Operação Sem Fundos: PF e MPF deflagram 56º etapa de investigação do Caso Lava Jato; 22 mandados de prisão são cumpridos em investigação de corrupção em contrato da Petrobras na Bahia

A operação Lava Jato cumpre, nesta sexta-feira, 22 mandados de prisão em investigação sobre corrupção no contrato de construção de prédio da Petrobras na Bahia, informou o procurador do Ministério Público Federal (MPF) Roberson Pozzobon, em publicação no Twitter.
A operação Lava Jato cumpre, nesta sexta-feira, 22 mandados de prisão em investigação sobre corrupção no contrato de construção de prédio da Petrobras na Bahia, informou o procurador do Ministério Público Federal (MPF) Roberson Pozzobon, em publicação no Twitter.

A Polícia Federal e o Ministério Público Federal deflagram nesta manhã (23/11/2018) a operação SEM FUNDOS – a 56ª Fase da Operação Lavajato. Esta fase serve para cumprir 68 mandados de busca e apreensão, 8 mandados de prisão preventiva e 14 mandados de prisão temporária, divididos nos Estados de São Paulo, Minas Gerais, Rio de Janeiro e Bahia, a fim de reprimir a prática de crimes de corrupção ativa e passiva, gestão fraudulenta de fundo de pensão, lavagem de dinheiro e organização criminosa.

As investigações apontam que a execução da construção das edificações destinadas à instalação da nova sede da PETROBRAS em Salvador/BA, assim como os contratos de gerenciamento da construção, de elaboração de projetos de arquitetura e de engenharia foram superfaturados e direcionados para viabilizar o pagamento de vantagens indevidas para agentes públicos da PETROBRAS e dirigentes da PETROS, além de terceiros com eles mancomunados. Tudo isso em prejuízo à estatal e ao fundo de pensão investidor, este mantido mediante patrocínio da própria PETROBRÁS e das contribuições de seus empregados.

Em suma, o FUNDO PETROBRAS DE SEGURIDADE SOCIAL – PETROS, mediante parceria com a PETROBRÁS, investiu na execução da obra para alugar o prédio à empresa estatal por 30 (trinta) anos. Ocorre que, com o direcionamento da execução das obras à uma empresa ligada a outras duas grandes empreiteiras já conhecidas da Lava Jato, o valor da execução ficou bem acima do que deveria, assim como o valor de aluguel a ser pago também.

Assim, os investigados direcionavam parte dos recursos obtidos desses valores a maior para pagamento das propinas, utilizando de artifícios para ocultar e dissimular a origem e destino desses montantes.

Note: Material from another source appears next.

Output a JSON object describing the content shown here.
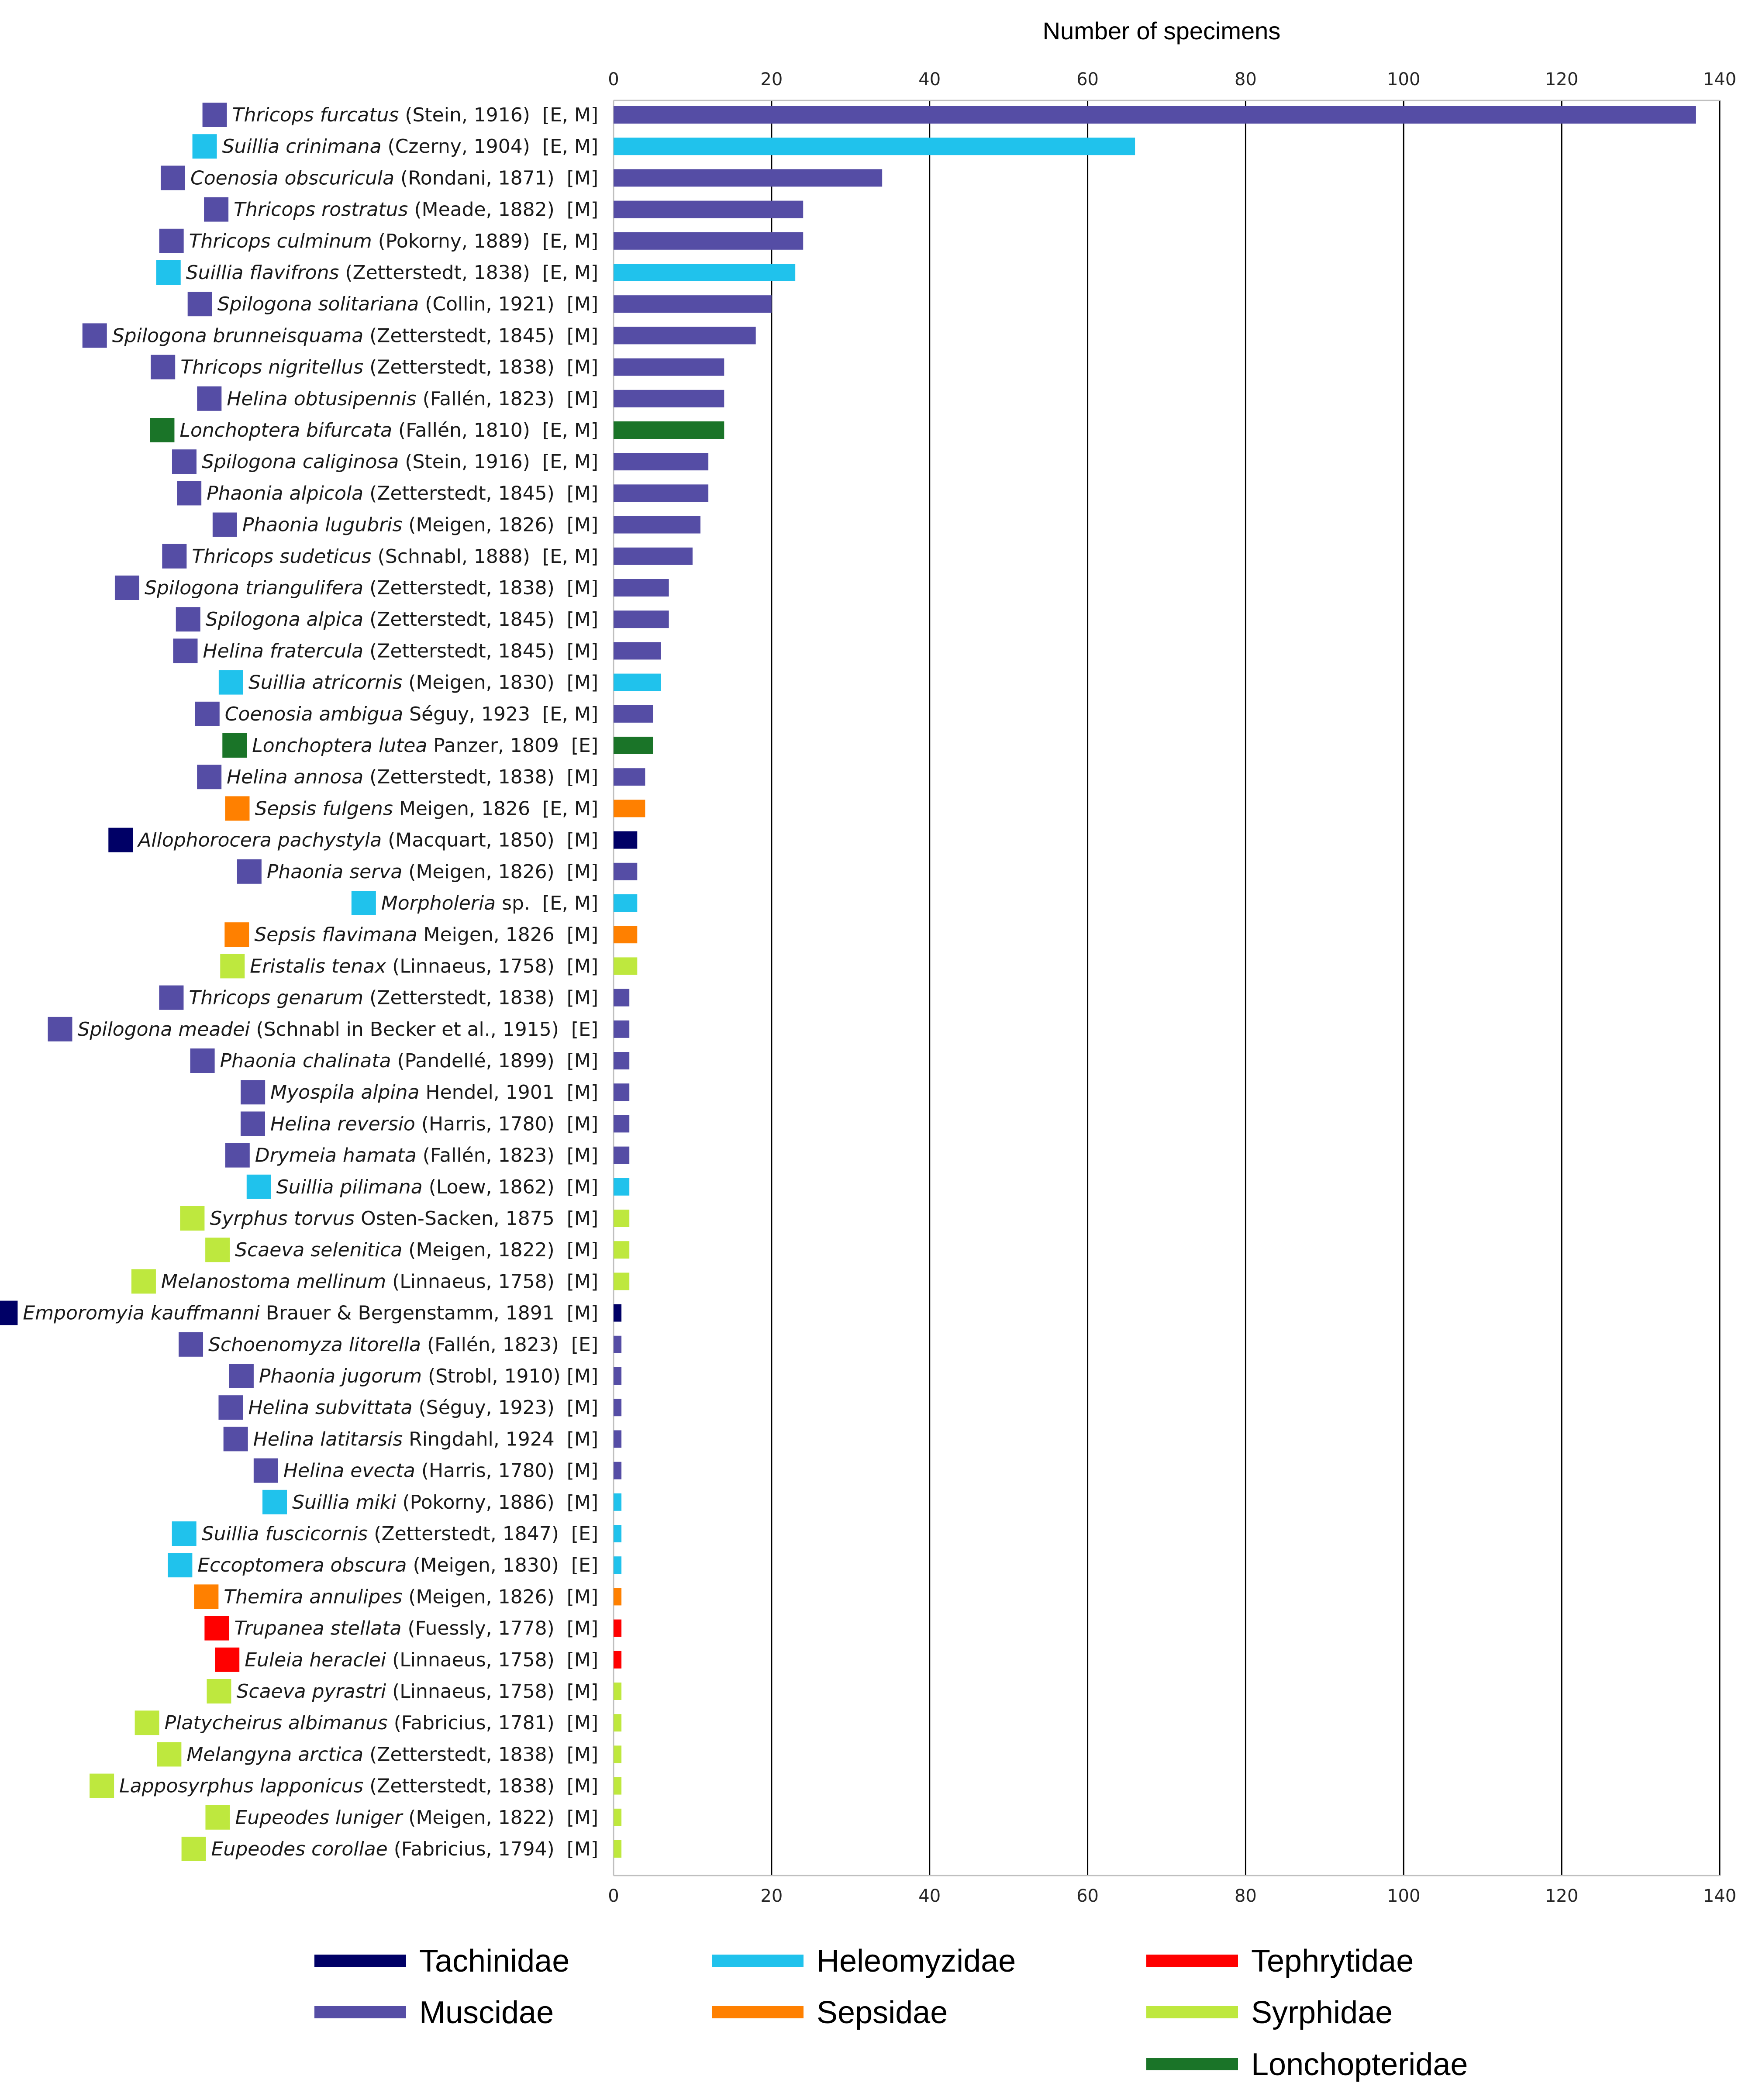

As penas somadas podem chegar ao total de 50 anos de prisão e multa.

O nome da operação refere-se à perda do Fundo de Pensão da PETROBRAS, assim como ao fato de os crimes investigados parecerem revelar um “saco sem fundos”.

Os presos serão conduzidos à Superintendência da Polícia Federal em Curitiba/PR onde permanecerão à disposição da Justiça.